Three women to supervise GSAT-12


Three ISRO women are diligently helping their 'baby' take its first steps in a sprawling antenna 'farm' amid village fields 200 km west of Bangalore, At its Master Control Facility (MCF) here, blinking screens show the status of GSAT-12, the latest communication satellite of the Indian Space Research Organisation (ISRO). Supervising each move are three women, products of home campus, trained by Isro.

Project director T. K. Anuradha, mission director Pramodha Hegde and operations director Anuradha Prakasham, are the three women at the helm of affairs. After weeks of tests, the deployed antenna will link remote villages and hamlets to their resource centers, tele-medicine outlets and students who take lessons from far-away city campuses.

"The feeling is like delivering a baby," a beaming T. K. Anuradha, an electronics engineer from University Visvesvaraya College of Engineering, Bangalore, said. Last Friday from Sriharikota the PSLV-C17 launched the satellite onto a highly elliptical orbit stretching 284 km to 21,000 km from the earth.

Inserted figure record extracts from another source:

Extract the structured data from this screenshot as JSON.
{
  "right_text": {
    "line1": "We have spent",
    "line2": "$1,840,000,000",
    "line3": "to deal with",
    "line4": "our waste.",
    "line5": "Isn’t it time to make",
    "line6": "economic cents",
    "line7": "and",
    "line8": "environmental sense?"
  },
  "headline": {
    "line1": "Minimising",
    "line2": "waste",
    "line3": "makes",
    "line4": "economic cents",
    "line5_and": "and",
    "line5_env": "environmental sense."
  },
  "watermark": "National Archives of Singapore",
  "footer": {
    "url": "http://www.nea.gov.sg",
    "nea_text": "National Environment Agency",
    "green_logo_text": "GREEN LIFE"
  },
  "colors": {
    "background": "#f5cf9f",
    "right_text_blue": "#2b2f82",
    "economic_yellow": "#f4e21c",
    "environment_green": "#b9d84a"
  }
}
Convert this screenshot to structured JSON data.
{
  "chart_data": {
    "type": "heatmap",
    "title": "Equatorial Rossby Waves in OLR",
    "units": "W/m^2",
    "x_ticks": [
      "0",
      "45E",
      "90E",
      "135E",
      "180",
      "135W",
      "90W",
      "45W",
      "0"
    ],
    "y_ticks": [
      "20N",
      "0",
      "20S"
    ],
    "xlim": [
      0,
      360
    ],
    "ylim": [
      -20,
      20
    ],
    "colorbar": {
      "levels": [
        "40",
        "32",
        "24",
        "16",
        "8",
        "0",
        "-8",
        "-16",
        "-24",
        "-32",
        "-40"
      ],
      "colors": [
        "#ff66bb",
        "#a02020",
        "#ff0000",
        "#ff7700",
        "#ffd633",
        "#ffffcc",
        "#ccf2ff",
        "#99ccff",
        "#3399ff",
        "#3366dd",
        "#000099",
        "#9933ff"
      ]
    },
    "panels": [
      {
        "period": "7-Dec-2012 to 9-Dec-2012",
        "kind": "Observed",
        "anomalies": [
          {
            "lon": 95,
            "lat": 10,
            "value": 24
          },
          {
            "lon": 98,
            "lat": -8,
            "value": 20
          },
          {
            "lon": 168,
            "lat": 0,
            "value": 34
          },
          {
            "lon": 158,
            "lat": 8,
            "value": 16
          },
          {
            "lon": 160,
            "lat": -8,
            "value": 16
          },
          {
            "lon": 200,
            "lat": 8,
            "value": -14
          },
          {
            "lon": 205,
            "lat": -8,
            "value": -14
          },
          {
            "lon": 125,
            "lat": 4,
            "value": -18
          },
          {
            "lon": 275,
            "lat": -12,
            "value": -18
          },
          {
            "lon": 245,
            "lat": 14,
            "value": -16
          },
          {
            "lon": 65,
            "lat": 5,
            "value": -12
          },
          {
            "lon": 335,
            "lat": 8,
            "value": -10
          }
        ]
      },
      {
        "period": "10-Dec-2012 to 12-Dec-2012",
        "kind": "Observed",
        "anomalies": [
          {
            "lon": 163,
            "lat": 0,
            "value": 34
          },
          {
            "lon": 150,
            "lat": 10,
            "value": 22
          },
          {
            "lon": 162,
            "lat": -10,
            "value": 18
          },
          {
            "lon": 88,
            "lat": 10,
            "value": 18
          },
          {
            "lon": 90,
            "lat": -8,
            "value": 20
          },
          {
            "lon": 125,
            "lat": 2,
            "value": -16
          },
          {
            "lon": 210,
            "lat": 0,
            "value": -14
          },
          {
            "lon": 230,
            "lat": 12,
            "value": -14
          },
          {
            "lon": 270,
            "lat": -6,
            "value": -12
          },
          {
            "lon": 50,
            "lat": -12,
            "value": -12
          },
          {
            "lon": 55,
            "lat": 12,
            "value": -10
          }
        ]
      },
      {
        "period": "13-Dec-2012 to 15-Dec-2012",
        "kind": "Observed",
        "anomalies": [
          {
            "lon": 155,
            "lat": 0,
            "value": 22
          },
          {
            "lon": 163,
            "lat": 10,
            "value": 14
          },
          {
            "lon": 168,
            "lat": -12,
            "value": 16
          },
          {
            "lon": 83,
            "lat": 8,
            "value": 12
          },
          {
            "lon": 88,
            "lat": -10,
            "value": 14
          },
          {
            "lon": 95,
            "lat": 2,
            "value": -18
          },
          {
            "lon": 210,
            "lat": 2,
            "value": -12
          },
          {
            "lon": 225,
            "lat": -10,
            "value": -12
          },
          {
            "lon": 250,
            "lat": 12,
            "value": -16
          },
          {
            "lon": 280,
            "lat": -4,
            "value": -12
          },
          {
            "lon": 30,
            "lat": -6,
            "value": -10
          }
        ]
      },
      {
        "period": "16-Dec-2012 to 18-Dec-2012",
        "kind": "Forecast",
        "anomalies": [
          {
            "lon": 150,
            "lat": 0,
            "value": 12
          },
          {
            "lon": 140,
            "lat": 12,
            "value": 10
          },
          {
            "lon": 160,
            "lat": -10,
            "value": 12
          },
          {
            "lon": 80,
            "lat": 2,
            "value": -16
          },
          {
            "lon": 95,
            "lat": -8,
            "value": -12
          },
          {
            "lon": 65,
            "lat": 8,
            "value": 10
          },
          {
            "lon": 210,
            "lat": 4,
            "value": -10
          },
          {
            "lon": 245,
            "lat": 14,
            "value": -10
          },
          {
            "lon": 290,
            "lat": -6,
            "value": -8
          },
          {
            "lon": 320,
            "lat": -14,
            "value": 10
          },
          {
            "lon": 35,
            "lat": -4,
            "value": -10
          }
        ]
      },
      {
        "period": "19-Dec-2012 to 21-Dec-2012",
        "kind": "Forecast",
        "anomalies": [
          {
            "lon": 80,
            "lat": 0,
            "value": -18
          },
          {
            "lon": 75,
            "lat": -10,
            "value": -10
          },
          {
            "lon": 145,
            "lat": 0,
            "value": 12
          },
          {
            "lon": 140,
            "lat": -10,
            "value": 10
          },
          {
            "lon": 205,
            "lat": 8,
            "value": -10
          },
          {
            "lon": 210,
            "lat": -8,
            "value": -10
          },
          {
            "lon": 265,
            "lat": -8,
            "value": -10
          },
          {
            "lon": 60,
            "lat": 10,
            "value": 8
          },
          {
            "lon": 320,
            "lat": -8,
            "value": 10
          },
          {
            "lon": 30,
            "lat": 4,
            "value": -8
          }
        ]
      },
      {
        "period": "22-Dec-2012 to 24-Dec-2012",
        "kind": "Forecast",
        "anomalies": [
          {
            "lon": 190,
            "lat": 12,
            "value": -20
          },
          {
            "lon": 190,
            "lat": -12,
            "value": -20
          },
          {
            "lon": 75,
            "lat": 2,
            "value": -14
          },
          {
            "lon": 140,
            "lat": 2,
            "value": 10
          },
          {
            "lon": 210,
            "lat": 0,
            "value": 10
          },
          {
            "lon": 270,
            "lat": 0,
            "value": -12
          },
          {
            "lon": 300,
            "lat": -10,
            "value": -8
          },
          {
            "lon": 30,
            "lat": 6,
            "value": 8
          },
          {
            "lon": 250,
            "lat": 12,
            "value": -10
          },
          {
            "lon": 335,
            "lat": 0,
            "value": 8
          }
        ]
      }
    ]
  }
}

The job of taking it to the intended orbit is supervised by Pramodha Hegde, an electronics engineer who studied at B. V. Bhoomaraddi College of Engineering and Technology in Hubli, Karnataka. "The toughest of the five orbit raising manoeuvres was the first. At the nearest point to earth, the satellite moves the fastest as per Kepler's Law, leaving a narrow window of time to fire the motors, optimising fuel use," she said.

Anuradha Prakasham ensures that the trio plays in tune keeping to the beat. "Different injection operations went precisely as planned," said Prakasha, a postgraduate in physics from Cochin University of Science and Technology.